The joint announcement between the U.S. and Cuba signaling a limited warming of bilateral relations may have broader supply chain implications. But analysts tell managers here that several barriers exist before the communist nation can play a key roll as a Caribbean Basin hub.
According to Dr. Laurence Allan, Head of Latin America Analysis, IHS Country Risk, the U.S. legislation that underpins the embargo on Cuba is in the hands of U.S. Congress…and is unlikely to be scrapped anytime soon.
“President Obama’s position parallels wide-ranging but slow-moving economic reforms the Cuban government has been pushing since the April 2011 Fifth Communist Party Congress,” notes Allan. “Cuba announced 300 economic guidelines to drawdown the economic role of the state and to promote private enterprise.”
Allan adds that is recognition of the fact that a lack of opportunity for ordinary Cubans in an economy increasingly distorted by a dual currency system was at least as likely to threaten Cuban political stability as all the pro-democracy efforts of the U.S. and allied countries.
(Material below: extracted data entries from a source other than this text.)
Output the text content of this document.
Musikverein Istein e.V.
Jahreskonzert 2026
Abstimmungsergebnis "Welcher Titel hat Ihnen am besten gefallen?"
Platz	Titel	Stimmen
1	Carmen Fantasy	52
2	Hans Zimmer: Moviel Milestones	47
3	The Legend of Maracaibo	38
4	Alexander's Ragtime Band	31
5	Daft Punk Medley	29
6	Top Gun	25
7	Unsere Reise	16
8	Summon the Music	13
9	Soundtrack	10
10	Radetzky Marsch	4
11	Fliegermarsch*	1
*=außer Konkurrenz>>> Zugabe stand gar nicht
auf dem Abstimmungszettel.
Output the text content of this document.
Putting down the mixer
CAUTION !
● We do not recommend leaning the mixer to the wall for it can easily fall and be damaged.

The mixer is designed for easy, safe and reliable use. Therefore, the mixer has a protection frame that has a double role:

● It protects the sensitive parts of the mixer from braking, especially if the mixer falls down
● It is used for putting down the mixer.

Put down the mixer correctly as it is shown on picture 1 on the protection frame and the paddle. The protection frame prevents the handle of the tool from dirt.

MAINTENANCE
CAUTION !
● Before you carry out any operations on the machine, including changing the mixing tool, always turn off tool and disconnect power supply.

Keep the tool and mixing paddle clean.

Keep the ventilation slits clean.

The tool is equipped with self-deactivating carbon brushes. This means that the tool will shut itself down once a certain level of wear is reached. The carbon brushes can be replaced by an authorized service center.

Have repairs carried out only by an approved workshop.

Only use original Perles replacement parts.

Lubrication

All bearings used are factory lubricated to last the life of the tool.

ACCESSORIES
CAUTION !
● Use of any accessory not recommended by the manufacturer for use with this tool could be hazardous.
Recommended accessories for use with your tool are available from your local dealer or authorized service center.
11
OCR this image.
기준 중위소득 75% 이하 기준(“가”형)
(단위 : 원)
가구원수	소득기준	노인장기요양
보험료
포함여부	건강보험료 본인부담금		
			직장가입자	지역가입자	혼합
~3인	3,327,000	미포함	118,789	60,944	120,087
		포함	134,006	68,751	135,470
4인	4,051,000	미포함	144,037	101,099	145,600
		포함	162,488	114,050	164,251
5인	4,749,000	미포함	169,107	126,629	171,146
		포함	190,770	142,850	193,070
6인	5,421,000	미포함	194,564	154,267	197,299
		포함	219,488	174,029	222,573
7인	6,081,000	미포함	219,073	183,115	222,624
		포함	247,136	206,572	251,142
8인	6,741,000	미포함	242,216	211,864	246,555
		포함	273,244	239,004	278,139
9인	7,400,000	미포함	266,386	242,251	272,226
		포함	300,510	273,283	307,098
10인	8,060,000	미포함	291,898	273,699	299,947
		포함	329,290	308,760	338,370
“The presidential statements will spur guarded optimism in widening business interest in Cuba,” says Allan, noting that the U.S. already exports significant quantities of agricultural goods to Cuba under humanitarian exceptions to the embargo.
The huge Mariel port development project potentially positions it well as a transhipment hub in the Caribbean, but as reported in SCMR, Cuba has also preserved its “rogue nation” status by permitting North Korean vessels to carry undeclared military cargo through its ports.
Finally, a key issue yet to be addressed will be how to scrap the Cuban Law of Foreign Investment, which proposes significant benefits for foreign investors who partner with Cuban state-owned enterprises, notably including tax exemption on profits for eight years.
Raúl Castro’s intention to restructure the Cuban economy while maintaining the core political values and structures of the Cuban revolution have yet to be tested, concludes Allan.